WASHINGTON - More than 40 states, the Trump administration and three justices have criticized the Supreme Court's 1992 decision that keeps states from collecting sales tax from retailers without a physical presence in those states, saying it is obsolete in an era of e-commerce.
But it was unclear after an hour of oral arguments Tuesday whether a majority of the court is ready to reverse the decision, or whether the issue of sales tax on online purchases is best left to Congress and the marketplace.
South Dakota has passed a law requiring retailers with more than $100,000 in annual sales or 200 transactions in the state to pay a 4.5 percent tax. It is meant to get the court to reconsider its decision in Quill v. North Dakota that says only retailers with a presence in the state can be forced to pay taxes in the state.
South Dakota Attorney General Marty Jackley told the court there was good reason to abandon the ruling, despite the court's reluctance to overturn its own precedents.
"First, our states are losing massive sales tax revenues that we need for education, health care and infrastructure," Jackley told the court. "Second, our small businesses on Main Street are being harmed because of the unlevel playing field created by Quill, where out-of-state remote sellers are given a price advantage."
But he was met with a surprising level of skepticism.
"Isn't the problem not Quill but the fact that you don't have a mechanism to collect from consumers?" asked Justice Sonia Sotomayor, noting that purchasers are technically still required to pay the tax. "So find a way to collect from them."
Justice Samuel Alito noted that despite the court's ruling, Congress could pass legislation that allows the collections.
When Jackley said Congress has failed to act, Justice Elena Kagan said that did not help his case.
"This is a very prominent issue which Congress has been aware of for a very long time and has chosen not to do something about that," Kagan said. "And that seems to make . . . your bar higher to surmount, isn't it?"
And Chief Justice John Roberts said all agree that more and more large retailers - led by the biggest one, Amazon.com - are collecting sales tax even in places where they do not have a physical presence. (Amazon's founder, Jeff Bezos, also owns The Washington Post.)
Perhaps noncompliance has "peaked," Roberts said, and the problem is "diminishing rather than expanding."
Several justices said the court was not in a position to offer a "tailored" response. Overturning Quill, they said, would allow states to go far beyond the model legislation that South Dakota passed, requiring collection by retailers with a single sale in a state or perhaps trying to force the companies to comply retroactively.
Jackley and Deputy Solicitor General Malcolm Stewart tried to counter those hypotheticals.
"Nobody on the other side is even contending that if every state did exactly what South Dakota has done, that the burdens would be exorbitant," Stewart said.
Three justices - Anthony Kennedy, Clarence Thomas and Neil Gorsuch - have questioned the wisdom of Quill.
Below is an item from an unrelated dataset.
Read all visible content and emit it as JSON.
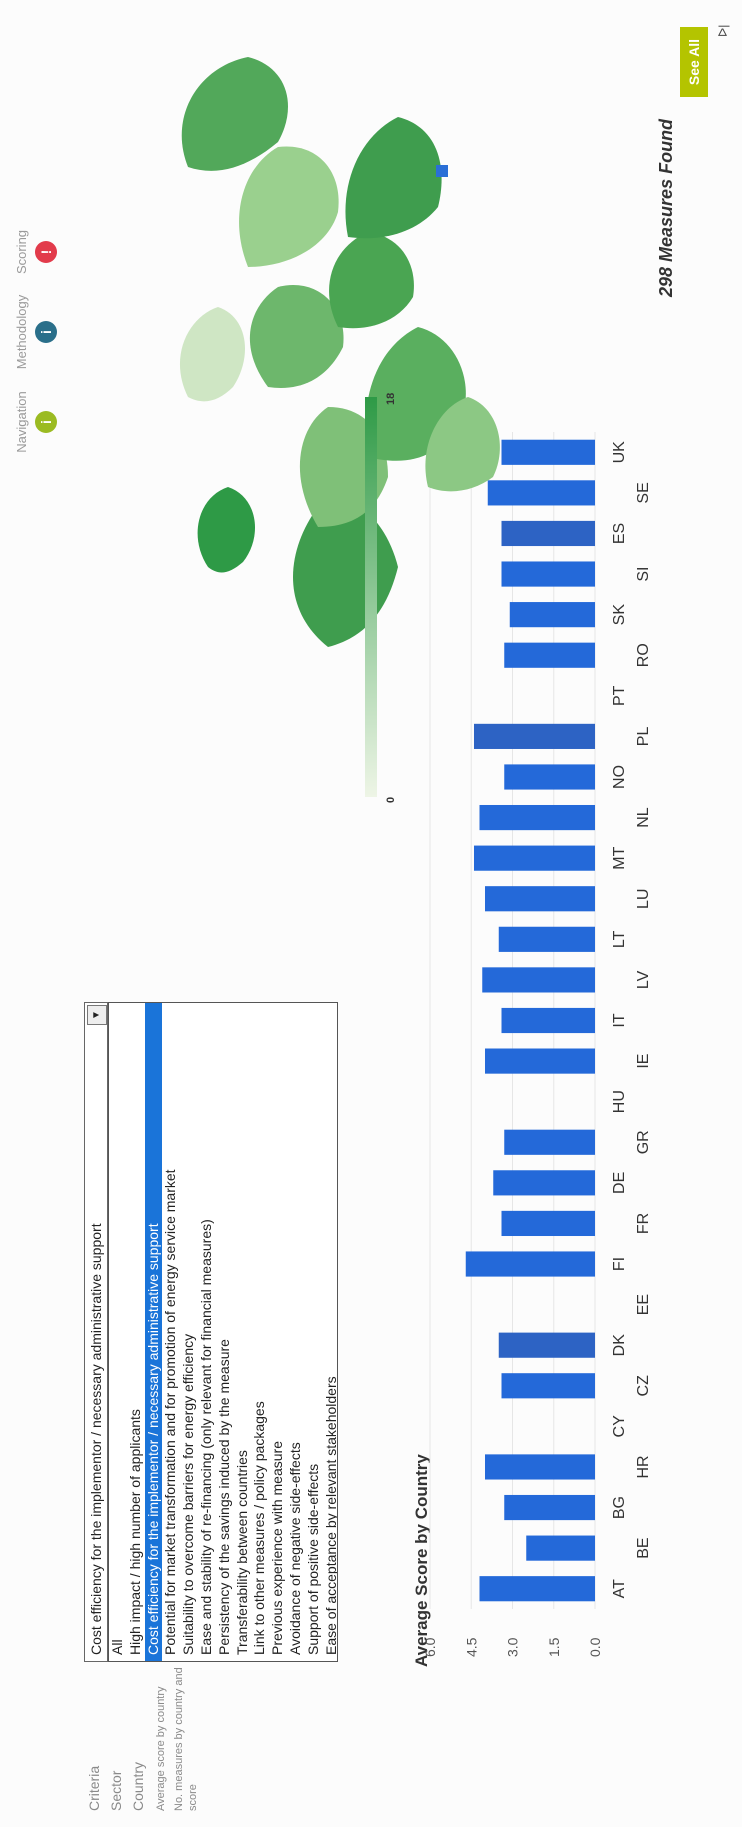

Justice Ruth Bader Ginsburg seemed ready to join them.
If time has shown the court's decision to be out of touch with a new reality, Ginsburg said, "Why should the court which created the doctrine say: Well, we'll let Congress fix up what turns out to be our obsolete precedent?"
Kennedy said he had not heard anyone say that the Quill decision, which referred to sales from mail-order catalogs, was correct, only that Congress could fix it.
"The assumption of many of these questions is that Quill is incorrect, but that doesn't make any difference," Kennedy said. "And I'm suggesting that it does make a difference when Congress acts" that the court has made the proper constitutional decision.
South Dakota sued three large online retailers - Wayfair, Overstock and Newegg - for not complying with its new law. The lawyer representing them, George Isaacson, said it would be expensive and difficult for online companies to comply with the sales tax regimes of more than 12,000 taxing jurisdictions across the country.
But Gorsuch said "there are a lot of retailers that have to comply with lots of different jurisdictions' rules," and he wondered why the court should favor one business model over another.
Justice Stephen Breyer said conflicting estimates on the amount of revenue lost and on the cost to businesses of complying with state requirements made the case difficult.
"When I read your briefs, I thought, "Absolutely right,' " Breyer told Jackley. "And then I read through the other briefs, and I thought, "Absolutely right." And you cannot both be absolutely right."
The case is South Dakota v. Wayfair.